Private schools wishing to establish secondary school sections are required to re-register with the ministry. Under the CBC, primary school will go up to Grade Six, meaning that private schools that do not take up junior secondary stand to lose business.
Grades seven, eight, and nine will make up junior secondary, after which students will move on to senior secondary for grades ten, eleven, and twelve. The length of time spent at university has been lowered from four to three years.
“We’re examining our spaces and curriculum, with the academic and operations teams working together to guarantee we’re ready,” Katya Nyangi, the communications director of Makini Schools in Nairobi, said.

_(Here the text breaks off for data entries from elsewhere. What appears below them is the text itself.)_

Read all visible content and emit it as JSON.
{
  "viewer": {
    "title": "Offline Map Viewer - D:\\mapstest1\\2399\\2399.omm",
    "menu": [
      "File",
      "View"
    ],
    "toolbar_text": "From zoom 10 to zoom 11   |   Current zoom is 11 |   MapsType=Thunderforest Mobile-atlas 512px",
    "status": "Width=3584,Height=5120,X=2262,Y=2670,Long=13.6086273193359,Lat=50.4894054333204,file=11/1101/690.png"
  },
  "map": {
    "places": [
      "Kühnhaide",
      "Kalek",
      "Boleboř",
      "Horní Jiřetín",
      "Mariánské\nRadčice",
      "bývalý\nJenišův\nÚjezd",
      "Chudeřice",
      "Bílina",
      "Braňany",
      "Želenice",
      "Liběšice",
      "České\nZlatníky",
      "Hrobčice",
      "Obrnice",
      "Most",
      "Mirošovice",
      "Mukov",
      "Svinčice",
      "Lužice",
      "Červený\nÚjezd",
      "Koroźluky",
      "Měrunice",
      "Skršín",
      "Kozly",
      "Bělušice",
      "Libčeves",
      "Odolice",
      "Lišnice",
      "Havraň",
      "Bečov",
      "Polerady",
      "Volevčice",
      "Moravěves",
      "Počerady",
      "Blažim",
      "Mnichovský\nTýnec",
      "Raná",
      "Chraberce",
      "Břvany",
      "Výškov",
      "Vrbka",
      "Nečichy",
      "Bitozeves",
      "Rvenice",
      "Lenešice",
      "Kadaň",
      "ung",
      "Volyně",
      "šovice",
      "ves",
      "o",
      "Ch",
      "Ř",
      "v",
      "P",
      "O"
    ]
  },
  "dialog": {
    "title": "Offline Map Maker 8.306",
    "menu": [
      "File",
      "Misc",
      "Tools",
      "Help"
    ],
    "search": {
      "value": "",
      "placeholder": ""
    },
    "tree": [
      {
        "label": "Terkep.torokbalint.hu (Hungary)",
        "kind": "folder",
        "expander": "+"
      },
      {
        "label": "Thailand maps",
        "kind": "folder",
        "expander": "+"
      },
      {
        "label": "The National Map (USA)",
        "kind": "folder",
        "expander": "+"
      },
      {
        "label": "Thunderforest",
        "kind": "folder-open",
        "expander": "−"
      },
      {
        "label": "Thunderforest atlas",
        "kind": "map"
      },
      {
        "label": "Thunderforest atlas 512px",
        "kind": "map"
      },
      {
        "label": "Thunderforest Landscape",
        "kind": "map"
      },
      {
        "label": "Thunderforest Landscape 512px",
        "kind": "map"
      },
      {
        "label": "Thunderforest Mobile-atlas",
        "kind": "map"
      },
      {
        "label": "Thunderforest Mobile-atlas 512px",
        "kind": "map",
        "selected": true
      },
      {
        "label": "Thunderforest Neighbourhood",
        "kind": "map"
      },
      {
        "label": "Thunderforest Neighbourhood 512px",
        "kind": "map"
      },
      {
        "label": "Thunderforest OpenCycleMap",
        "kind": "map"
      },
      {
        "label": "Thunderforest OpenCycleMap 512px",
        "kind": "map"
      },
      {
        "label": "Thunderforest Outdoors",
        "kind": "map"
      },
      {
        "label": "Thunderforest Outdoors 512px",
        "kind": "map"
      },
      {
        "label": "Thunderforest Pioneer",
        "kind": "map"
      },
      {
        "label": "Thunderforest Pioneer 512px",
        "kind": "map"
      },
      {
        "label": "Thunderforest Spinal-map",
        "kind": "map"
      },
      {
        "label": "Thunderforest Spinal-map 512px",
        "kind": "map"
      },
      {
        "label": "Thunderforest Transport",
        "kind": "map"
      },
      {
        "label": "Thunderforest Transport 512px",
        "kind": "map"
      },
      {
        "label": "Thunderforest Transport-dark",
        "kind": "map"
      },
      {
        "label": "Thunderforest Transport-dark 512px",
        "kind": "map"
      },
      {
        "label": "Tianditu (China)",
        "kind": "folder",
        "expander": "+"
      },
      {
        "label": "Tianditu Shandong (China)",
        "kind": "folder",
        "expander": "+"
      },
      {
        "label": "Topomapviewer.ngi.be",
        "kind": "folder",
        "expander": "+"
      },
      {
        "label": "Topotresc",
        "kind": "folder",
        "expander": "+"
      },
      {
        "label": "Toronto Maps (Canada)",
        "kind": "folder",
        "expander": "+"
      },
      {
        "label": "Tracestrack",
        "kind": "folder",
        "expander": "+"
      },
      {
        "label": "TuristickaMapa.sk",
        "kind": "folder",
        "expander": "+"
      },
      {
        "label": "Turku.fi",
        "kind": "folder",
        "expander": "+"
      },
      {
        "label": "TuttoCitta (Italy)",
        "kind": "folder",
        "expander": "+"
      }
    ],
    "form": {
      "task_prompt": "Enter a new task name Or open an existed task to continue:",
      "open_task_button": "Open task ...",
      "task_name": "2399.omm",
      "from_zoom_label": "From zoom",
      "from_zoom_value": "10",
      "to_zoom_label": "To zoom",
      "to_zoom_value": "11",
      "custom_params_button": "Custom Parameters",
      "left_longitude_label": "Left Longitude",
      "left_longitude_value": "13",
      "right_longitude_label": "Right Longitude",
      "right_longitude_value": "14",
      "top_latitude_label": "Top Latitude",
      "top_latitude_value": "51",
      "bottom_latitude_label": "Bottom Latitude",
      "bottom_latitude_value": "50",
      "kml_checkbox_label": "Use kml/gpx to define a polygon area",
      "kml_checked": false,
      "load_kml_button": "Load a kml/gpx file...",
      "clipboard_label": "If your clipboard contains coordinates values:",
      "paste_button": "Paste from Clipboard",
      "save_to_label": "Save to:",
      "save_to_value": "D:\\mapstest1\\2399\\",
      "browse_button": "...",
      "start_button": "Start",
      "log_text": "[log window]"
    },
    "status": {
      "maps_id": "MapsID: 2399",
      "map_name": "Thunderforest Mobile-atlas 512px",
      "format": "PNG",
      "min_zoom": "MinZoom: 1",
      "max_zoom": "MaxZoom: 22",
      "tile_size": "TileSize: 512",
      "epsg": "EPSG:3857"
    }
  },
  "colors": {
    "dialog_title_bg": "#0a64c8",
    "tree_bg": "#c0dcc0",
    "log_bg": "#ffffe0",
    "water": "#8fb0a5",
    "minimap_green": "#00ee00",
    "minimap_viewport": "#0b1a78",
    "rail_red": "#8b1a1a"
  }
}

In November, 1.25 million Grade Six students will take the Kenya Primary Education Assessment, which will replace the Kenya Certificate of Primary Education, with 1,320,395 Form One students participating at the same time.
This is predicted to increase secondary school enrollment from 4,381,701 to 6,029,168 students. When the last class of the 8-4-4 graduates from primary school in 2024, the double intake will be repeated.
“The anticipated increase in enrolment will necessitate the development of laboratories, libraries, washrooms, and other educational resources.” According to a report by a task force on CBC implementation, “effective transition requires statewide and local context-specific planning to guarantee that all learners are fairly positioned.”
The government targeted to build 10,000 classrooms by end of July but phase one, which was to be completed in March before the beginning of national examinations, remains incomplete. The plan was to build 6,497 classrooms in phase one. The CS put the completion rate at 96 per cent.
The second phase, according to Prof Magoha, will begin next month. Some contractors have protested that the Sh788,000 funding per classroom is insufficient to meet the ministry’s criteria. The CS, on the other hand, has ruled out the idea of an increase.
Prof Magoha also launched the World Bank-funded Secondary Education Quality Improvement Project (Seqip) last week, which would spend Sh22.8 billion on infrastructural projects in 30 counties.
President Kenyatta placed the project on hold in 2019 because it was damaged by corruption, which drew the notice of a worldwide financier, who demanded a new procurement process.